Таковы были некоторые из тех лиц, с которыми пришлось мне и моим друзьям — студентам встретиться на кафедре истории Средних веков и которые, разумеется, в разной мере и по — разному, оказывали на нас воздействие. Кажется, я состоялся как историк, и тем не менее, когда вспоминаю своих университетских учителей, не всегда могу избавиться от ощущения, что по сравнению с ними я приготовишка, робеющий перед мастером.
Как писал о себе и других ученых людях Бернар Шартрский в начале XII века, «мы подобны пигмеям на плечах гигантов». Он справедливо исходил из мысли, что ученый должен быть глубоко осведомленным о трудах своих предшественников и опираться на них; если же он видит дальше и острее своих предшественников, то только потому, что усвоил сделанное до него. Я отчетливо сознаю, что за последние десятилетия сама природа исторического знания изменилась настолько, что мы уже не можем следовать по стопам учителей.
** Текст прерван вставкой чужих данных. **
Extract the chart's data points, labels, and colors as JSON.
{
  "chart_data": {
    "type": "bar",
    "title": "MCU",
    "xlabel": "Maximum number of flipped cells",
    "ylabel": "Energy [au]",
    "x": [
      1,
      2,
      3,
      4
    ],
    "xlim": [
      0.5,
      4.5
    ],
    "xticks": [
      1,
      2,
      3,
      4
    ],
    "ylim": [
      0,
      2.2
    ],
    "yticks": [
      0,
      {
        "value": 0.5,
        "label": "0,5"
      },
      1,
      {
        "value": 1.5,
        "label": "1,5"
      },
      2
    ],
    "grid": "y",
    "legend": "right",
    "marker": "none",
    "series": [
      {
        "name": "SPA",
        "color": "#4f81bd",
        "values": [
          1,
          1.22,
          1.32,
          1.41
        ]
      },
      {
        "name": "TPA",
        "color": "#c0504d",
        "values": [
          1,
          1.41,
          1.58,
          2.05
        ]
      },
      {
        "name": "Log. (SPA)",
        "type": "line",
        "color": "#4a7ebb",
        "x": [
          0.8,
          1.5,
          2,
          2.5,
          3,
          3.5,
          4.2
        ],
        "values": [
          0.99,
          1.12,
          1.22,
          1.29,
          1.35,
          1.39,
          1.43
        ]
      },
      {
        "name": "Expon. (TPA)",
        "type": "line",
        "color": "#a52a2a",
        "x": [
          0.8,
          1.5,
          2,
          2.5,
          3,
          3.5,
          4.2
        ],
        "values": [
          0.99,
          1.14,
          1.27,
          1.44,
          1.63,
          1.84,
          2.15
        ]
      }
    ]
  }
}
Но мы должны суметь включить все ценное из накопленного ими в наши построения.
«История историка» (1973 год):
«…Верность научной традиции — всегда ли она благоприятна для ученых и желательна для развития науки? Значение этих вопросов я сумел осознать лишь после того, как сам стал переживать глубокую ломку как историк и увидел, сколь легко из исследователя реальных проблем науки превратиться в эпигона, иллюстрирующего уже добытые истины и (именно поэтому) перерабатывающего их в не — истины, в банальности, уже не имеющие отношения к науке, к поиску, к разведке еще не изведанного».
Было бы несправедливо, говоря о профессорах кафедры истории Средних веков МГУ, обойти полным молчанием тех медиевистов, которые тоже работали в середине 40–х годов, но не принадлежали к нашей aima mater. Медиевистика существовала и в других вузах. В педагогических институтах Москвы, государственном (им. Ленина), городском и областном, работали А. С. Самойло, В. Ф. Семенов, В. А. Немировский и некоторые другие. Владимир Абрамович Немировский, серьезный и вдумчивый историк, был, кажется, единственным, кто в те годы разрабатывал курс истории средневековой культуры. К сожалению, насколько мне известно, он ничего по этой теме не опубликовал. Возможно, причиной была его преждевременная смерть. Виктор Федорович Семенов, специалист по истории Англии, был в кругу аспирантов и молодых кандидатов наук известен как «всеобщий эквивалент»: он безотказно соглашался быть официальным оппонентом по любой диссертации, причем оппонентом не слишком строгим к соискателю.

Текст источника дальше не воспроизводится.